McCormack, known for his skill at cultivating spicy peppers, is always looking to add some heat to the menu. And that’s what’s fun about the Iron Chef competition: All the Gecko’s employees are encouraged to take the existing menu and add their own flavor.

The competition has already gone through four weeks, and the staff at each Gecko’s location is primarily competing against each other. Six location champions will be crowned next week, and then the final will be held amongst the champions from June 27 through July 3.

Courtney Hancock, the assistant kitchen manager at Fruitville Gecko’s, says that the best part of Iron Chef is the camaraderie between employees who want to make an impact.

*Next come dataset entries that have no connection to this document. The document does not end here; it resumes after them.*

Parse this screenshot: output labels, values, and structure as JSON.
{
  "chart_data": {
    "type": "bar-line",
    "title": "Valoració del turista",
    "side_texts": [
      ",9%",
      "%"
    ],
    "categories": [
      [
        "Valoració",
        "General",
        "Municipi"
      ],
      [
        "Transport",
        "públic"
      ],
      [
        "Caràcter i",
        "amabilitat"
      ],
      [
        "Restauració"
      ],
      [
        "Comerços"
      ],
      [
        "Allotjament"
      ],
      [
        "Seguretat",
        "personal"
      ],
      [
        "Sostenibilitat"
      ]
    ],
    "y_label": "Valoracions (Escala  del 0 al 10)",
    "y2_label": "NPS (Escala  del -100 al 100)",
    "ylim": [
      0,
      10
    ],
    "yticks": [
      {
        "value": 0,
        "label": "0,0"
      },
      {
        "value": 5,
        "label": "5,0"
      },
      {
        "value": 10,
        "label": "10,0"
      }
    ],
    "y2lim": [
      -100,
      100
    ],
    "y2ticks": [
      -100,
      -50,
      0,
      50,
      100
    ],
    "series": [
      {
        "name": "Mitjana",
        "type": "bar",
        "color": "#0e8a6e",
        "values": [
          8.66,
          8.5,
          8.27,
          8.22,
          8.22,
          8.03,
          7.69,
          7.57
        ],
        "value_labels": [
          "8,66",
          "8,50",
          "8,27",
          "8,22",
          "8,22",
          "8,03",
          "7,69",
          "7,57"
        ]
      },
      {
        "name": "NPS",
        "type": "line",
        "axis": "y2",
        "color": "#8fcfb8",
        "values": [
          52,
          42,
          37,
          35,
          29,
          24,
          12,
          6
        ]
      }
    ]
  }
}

“I like it just for the fun,” she says of Iron Chef. “I like creating new dishes and seeing what my back-of-house staff can do as far as being creative. And I love the way my team works together to make these dishes great. In week one, my guy was a dishwasher, but he wanted to jump in and help.

"And he did. I was so proud of him and glad he did it. He’s really talented.”

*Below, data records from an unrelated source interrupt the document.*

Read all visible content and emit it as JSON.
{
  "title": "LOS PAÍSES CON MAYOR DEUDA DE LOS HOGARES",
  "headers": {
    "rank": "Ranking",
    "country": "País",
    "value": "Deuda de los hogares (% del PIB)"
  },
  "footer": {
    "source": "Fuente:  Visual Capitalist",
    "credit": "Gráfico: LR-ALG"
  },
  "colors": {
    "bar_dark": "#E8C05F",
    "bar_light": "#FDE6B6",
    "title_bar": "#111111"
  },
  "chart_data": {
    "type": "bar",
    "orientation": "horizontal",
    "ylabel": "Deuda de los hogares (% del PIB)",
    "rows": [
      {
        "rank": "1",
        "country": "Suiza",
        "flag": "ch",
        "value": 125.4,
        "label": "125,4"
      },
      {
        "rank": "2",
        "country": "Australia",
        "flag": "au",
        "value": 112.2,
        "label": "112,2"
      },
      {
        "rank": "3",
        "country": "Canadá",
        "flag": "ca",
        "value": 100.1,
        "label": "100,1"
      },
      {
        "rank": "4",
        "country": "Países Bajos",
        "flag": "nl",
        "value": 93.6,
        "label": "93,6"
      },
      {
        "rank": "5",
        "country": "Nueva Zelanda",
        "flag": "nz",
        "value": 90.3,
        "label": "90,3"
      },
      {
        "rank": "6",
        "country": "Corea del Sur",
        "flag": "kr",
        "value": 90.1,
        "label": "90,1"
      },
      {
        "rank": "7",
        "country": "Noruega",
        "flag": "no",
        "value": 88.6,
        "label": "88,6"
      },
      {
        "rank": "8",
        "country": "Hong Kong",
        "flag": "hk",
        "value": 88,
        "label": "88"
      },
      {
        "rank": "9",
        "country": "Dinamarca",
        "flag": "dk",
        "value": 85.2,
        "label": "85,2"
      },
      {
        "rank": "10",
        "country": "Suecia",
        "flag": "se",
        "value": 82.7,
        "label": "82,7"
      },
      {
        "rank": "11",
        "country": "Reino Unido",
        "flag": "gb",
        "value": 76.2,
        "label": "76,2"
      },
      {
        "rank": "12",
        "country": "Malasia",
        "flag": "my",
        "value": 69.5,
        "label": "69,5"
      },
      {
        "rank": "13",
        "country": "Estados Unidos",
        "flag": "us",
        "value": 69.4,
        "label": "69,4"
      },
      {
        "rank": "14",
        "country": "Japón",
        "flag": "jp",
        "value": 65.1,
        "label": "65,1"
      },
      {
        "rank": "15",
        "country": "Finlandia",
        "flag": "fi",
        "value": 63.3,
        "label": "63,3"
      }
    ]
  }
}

Veldhouse, formerly the kitchen manager at Fruitville Gecko’s, has used the Iron Chef as a springboard to move up in the world. He’s now the chain’s director of culinary operations, and he says that Gecko’s absolutely likes to see its staffers take a bit of initiative.

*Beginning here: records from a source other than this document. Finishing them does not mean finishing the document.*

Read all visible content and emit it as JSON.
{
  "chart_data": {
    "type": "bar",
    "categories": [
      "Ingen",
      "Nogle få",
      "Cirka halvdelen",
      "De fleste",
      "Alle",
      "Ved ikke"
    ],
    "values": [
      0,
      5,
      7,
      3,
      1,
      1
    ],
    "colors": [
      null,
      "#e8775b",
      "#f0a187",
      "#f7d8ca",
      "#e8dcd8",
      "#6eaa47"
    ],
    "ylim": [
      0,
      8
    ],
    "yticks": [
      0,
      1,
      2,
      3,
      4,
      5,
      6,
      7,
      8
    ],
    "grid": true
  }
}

“We like to see creativity,” he says. “A lot of our menu items and specials are derivatives of things people have done from these competitions. We find things that work well. Not everything that works in a special menu will always work on your core menu. Sometimes people order more of it when they can’t have it as often.”

Veldhouse said his past winning dishes have included a blackjack grouper reuben, a country-fried steak and a shrimp-and-scallops dish plated with risotto. And what are the secrets to winning consistently?

Veldhouse says you have to work cooperatively; he would frequently tell his servers that he would share his winning proceeds if they helped push his plates.

Interestingly, though, it’s not just about finding a winning taste. The kitchen managers have to work within Gecko’s normal price points, and they have to choose ingredients that are readily available.

Not only that, but they also have to stay late sometimes to make sure things are prepared.

“You’re going to have your product ready or it’s not going to get sold,” says McCormack. “It’s on them to make sure that their stuff is prepared, and then to be able to work with the other cooks on the line. It’s a competition, but at the same time you’ve got to be a team because you’ve got to be there to help each other.”

There are salary bonuses on the line and bragging rights to boot. There’s also a trophy, but more importantly, there’s the opportunity to improve their skills and make a statement.

For some competitors, it’s a year-round obsession. They’re looking at sales trends in their kitchens, and they’re plotting how to tweak them the next time Iron Chef rolls around.

McCormack jokes that you don’t have to outsell everyone; only the people in the kitchen you don’t like. But in a more serious moment, he echoes Hancock in saying that it’s an important team-building exercise in that the Iron Chef clues you into skills you didn’t know that your teammates have.

“It’s a great way to find new people for your kitchen,” says McCormack. “You have somebody who’s been working on dishes for a year and all of a sudden they put out dinners and you’re like, ‘You’re no longer a dishwasher. Now you’re going to be on the line.’

"That’s a great way to move up. We have a kitchen manager now who I hired as a dishwasher and over the years moved up. You apply yourself and the opportunity is there.”